Hommage au RP Maurice Pilette

Le 13 octobre 2015, le RP Maurice Pilette nous a quittés à l’âge de 89 ans.

Le Père Pilette fut durant 30 années (de 1961 à 1991) titulaire au Collège Saint-Michel de la Rhétorique B. Il fut également aumônier de notre association d’Anciens (AESM) et s’occupa de la Fédération des Anciens et de la Confédération européenne des Anciens. Horizons lui rend hommage en reproduisant ici la belle interview que Philippe Stiévenart lui avait consacrée en mai 2011 dans le numéro 77 de notre revue ainsi que l’homélie prononcée par le Père Jean-Marie Faux, sj, lors de la messe de funérailles.

Qu’il repose en paix et nous garde de là haut.

Le nouvel « Horizons » a décidé de créer une rubrique « que devenez-vous ? » qui interrogera quelques professeurs de rhétorique qui ont terminé leur carrière au Collège Saint-Michel. Une façon comme une autre de renouer des liens entre anciens élèves et anciens professeurs du Collège. Pour commencer cette série, je suis donc parti à Louvain-la-Neuve rencontrer le Père Maurice Pilette, dans sa communauté de la Rue de la Houe.

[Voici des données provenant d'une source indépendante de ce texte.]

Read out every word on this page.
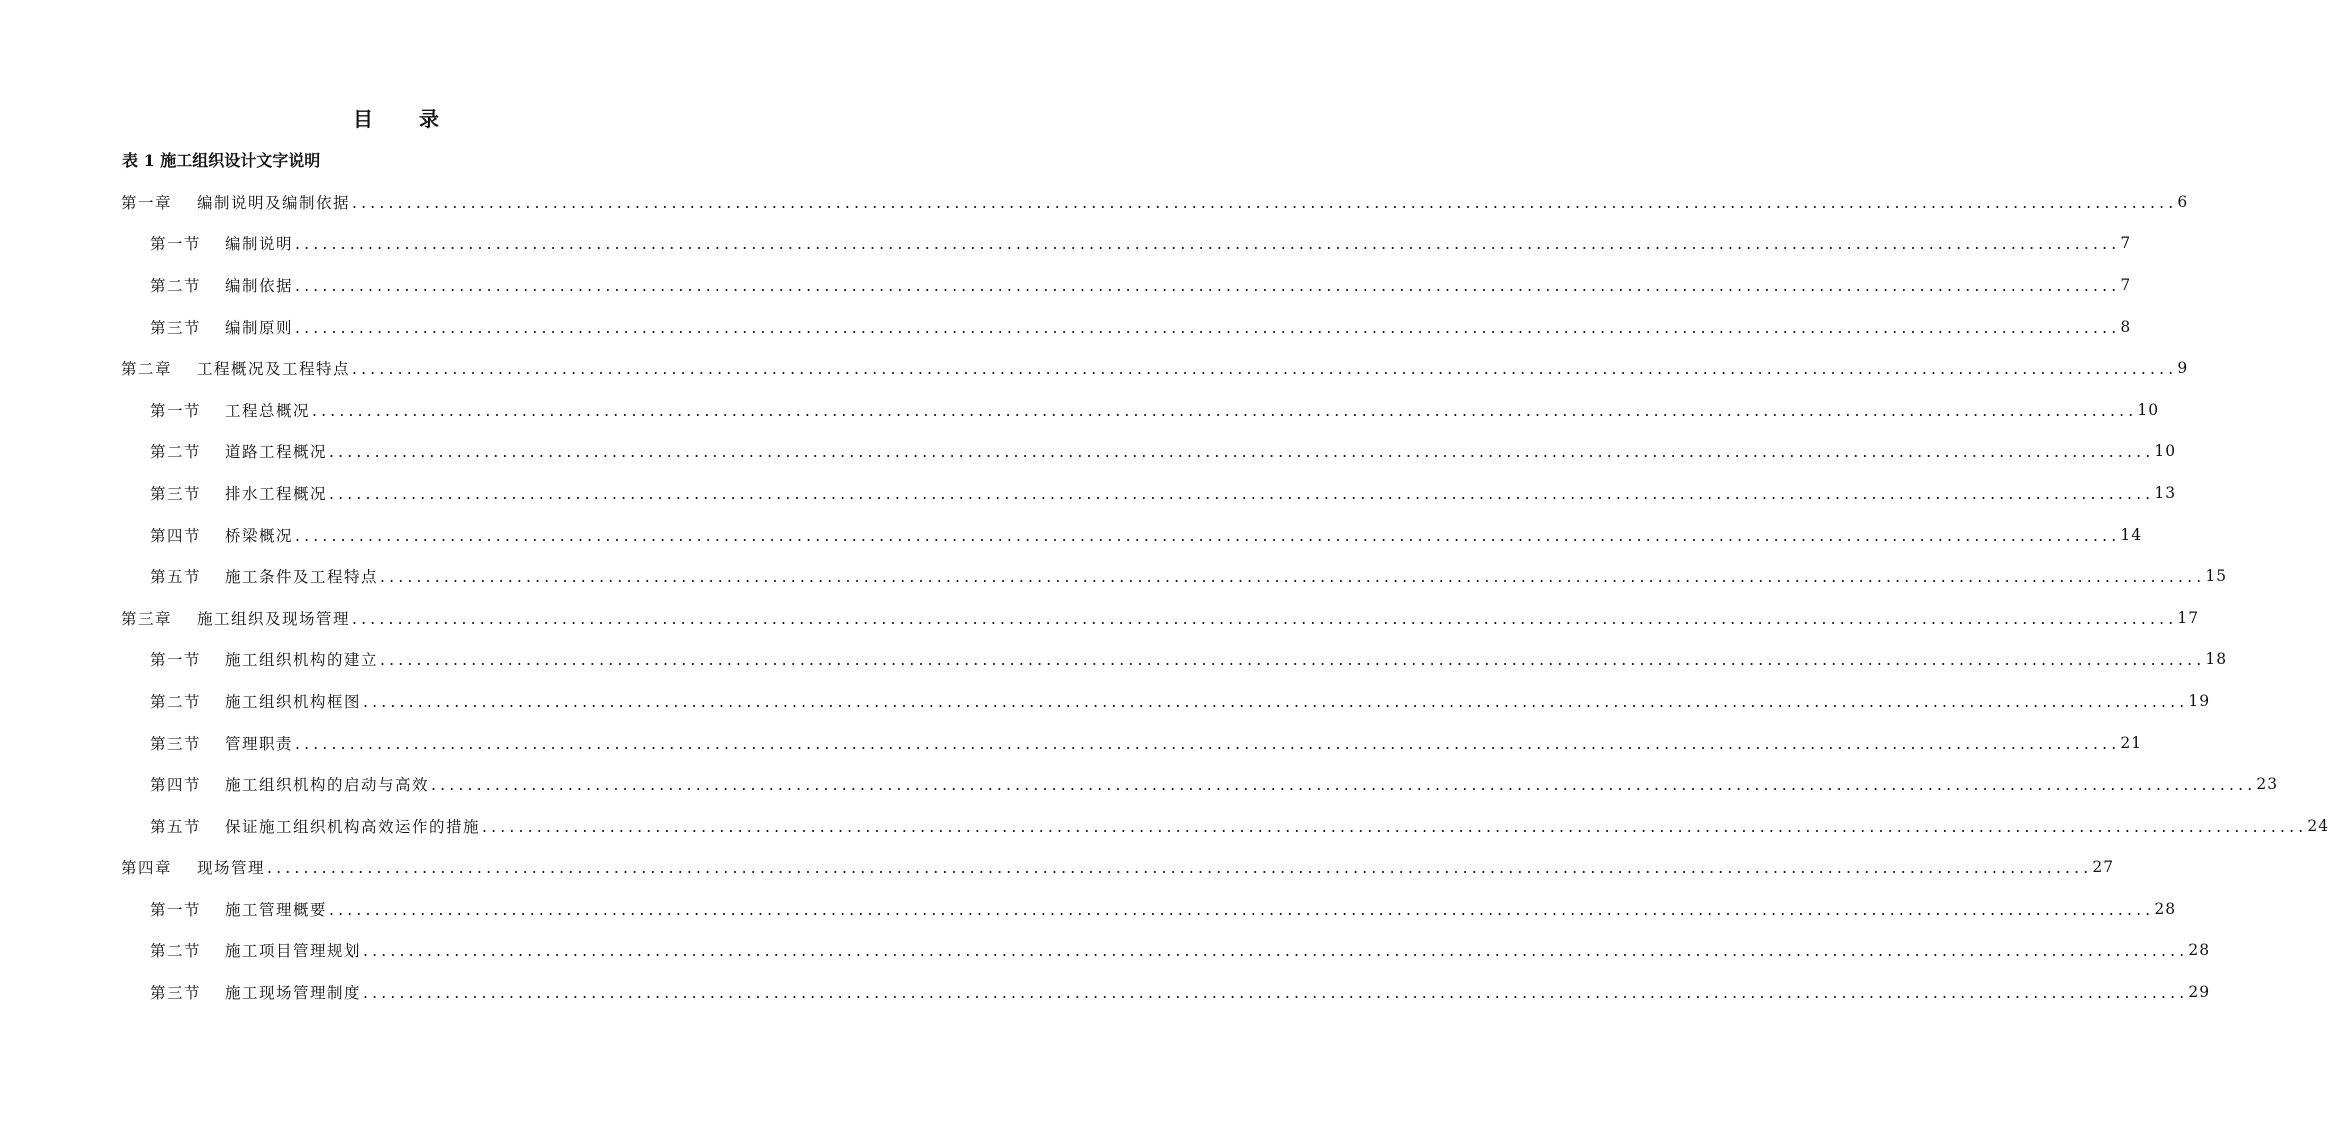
目 录
表 1 施工组织设计文字说明
第一章 编制说明及编制依据 ........................................................................................................................................................................................................ 6
第一节 编制说明 ........................................................................................................................................................................................................ 7
第二节 编制依据 ........................................................................................................................................................................................................ 7
第三节 编制原则 ........................................................................................................................................................................................................ 8
第二章 工程概况及工程特点 ........................................................................................................................................................................................................ 9
第一节 工程总概况 ........................................................................................................................................................................................................ 10
第二节 道路工程概况 ........................................................................................................................................................................................................ 10
第三节 排水工程概况 ........................................................................................................................................................................................................ 13
第四节 桥梁概况 ........................................................................................................................................................................................................ 14
第五节 施工条件及工程特点 ........................................................................................................................................................................................................ 15
第三章 施工组织及现场管理 ........................................................................................................................................................................................................ 17
第一节 施工组织机构的建立 ........................................................................................................................................................................................................ 18
第二节 施工组织机构框图 ........................................................................................................................................................................................................ 19
第三节 管理职责 ........................................................................................................................................................................................................ 21
第四节 施工组织机构的启动与高效 ........................................................................................................................................................................................................ 23
第五节 保证施工组织机构高效运作的措施 ........................................................................................................................................................................................................ 24
第四章 现场管理 ........................................................................................................................................................................................................ 27
第一节 施工管理概要 ........................................................................................................................................................................................................ 28
第二节 施工项目管理规划 ........................................................................................................................................................................................................ 28
第三节 施工现场管理制度 ........................................................................................................................................................................................................ 29
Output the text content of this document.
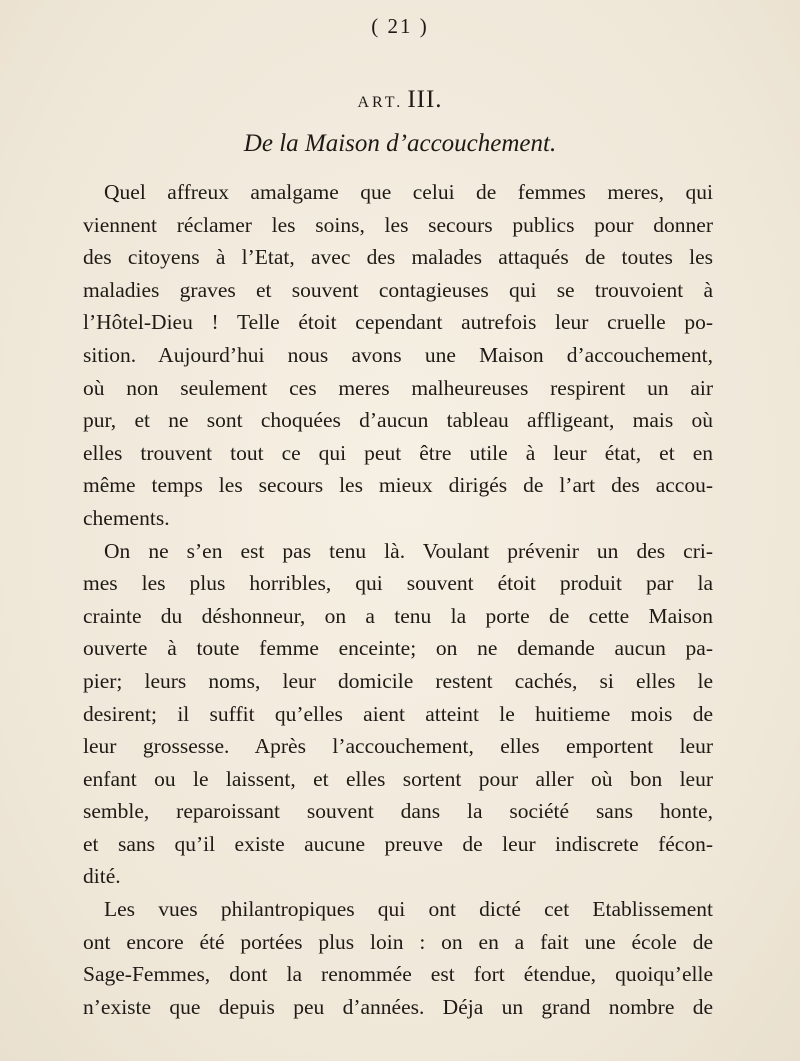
( 21 )
ART. III.
De la Maison d’accouchement.
Quel affreux amalgame que celui de femmes meres, qui
viennent réclamer les soins, les secours publics pour donner
des citoyens à l’Etat, avec des malades attaqués de toutes les
maladies graves et souvent contagieuses qui se trouvoient à
l’Hôtel-Dieu ! Telle étoit cependant autrefois leur cruelle po-
sition. Aujourd’hui nous avons une Maison d’accouchement,
où non seulement ces meres malheureuses respirent un air
pur, et ne sont choquées d’aucun tableau affligeant, mais où
elles trouvent tout ce qui peut être utile à leur état, et en
même temps les secours les mieux dirigés de l’art des accou-
chements.
On ne s’en est pas tenu là. Voulant prévenir un des cri-
mes les plus horribles, qui souvent étoit produit par la
crainte du déshonneur, on a tenu la porte de cette Maison
ouverte à toute femme enceinte; on ne demande aucun pa-
pier; leurs noms, leur domicile restent cachés, si elles le
desirent; il suffit qu’elles aient atteint le huitieme mois de
leur grossesse. Après l’accouchement, elles emportent leur
enfant ou le laissent, et elles sortent pour aller où bon leur
semble, reparoissant souvent dans la société sans honte,
et sans qu’il existe aucune preuve de leur indiscrete fécon-
dité.
Les vues philantropiques qui ont dicté cet Etablissement
ont encore été portées plus loin : on en a fait une école de
Sage-Femmes, dont la renommée est fort étendue, quoiqu’elle
n’existe que depuis peu d’années. Déja un grand nombre de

Horizons : Père Pilette, un petit rappel tout d’abord ? Pendant combien d’années avez-vous enseigné à St-Michel ?
Maurice Pilette : En 1953-54, je suis adjoint du Père préfet des études (latines) ; en 1960-61, je suis titulaire d’une classe de 4ème Latin-grec ; puis de 1961 à 1991, j’ai été titulaire d’une rhétorique.

Horizons : Quel style de professeur étiez-vous ?
Maurice Pilette : Je ne veux pas répondre à ta question, Philippe. Seuls mes anciennes et anciens élèves pourraient le dire mieux que moi et surtout plus justement. Je constate seulement qu’aujourd’hui encore je demeure en contact avec beaucoup de mes rhétoricien(ne)s.

Horizons : Comment ?
Maurice Pilette : Oh ! Il y a des classes qui restent fidèles à l’organisation plus ou moins régulière de soupers de classe mais la majorité de mes contacts sont téléphoniques, épistolaires ou un repas en tête-à-tête. Je serais incomplet si je ne disais pas, qu’à leur demande, je célèbre aussi des mariages d’anciennes ou d’anciens, les baptêmes de leur enfant, des funérailles de leurs proches et – plus poignant – des funérailles de rhétos eux-mêmes.

Horizons : Où puiseriez-vous vos meilleurs souvenirs de titulaire ?
Maurice Pilette : C’est sûrement à l’occasion des voyages de rhétorique ! Moments privilégiés de vraies rencontres entre élèves et professeurs dans un cadre autre que celui du collège. Je tenais toujours à ce que mes élèves préparent et présentent eux-mêmes les sites visités. C’était pour eux le temps de l’immersion réelle dans le monde gréco-latin (les options d’études de l’époque). Et puis aussi…le lieu de quelques colères à la Pilette (sic) quand des élèves n’étaient pas à l’heure aux rendez-vous par exemple !…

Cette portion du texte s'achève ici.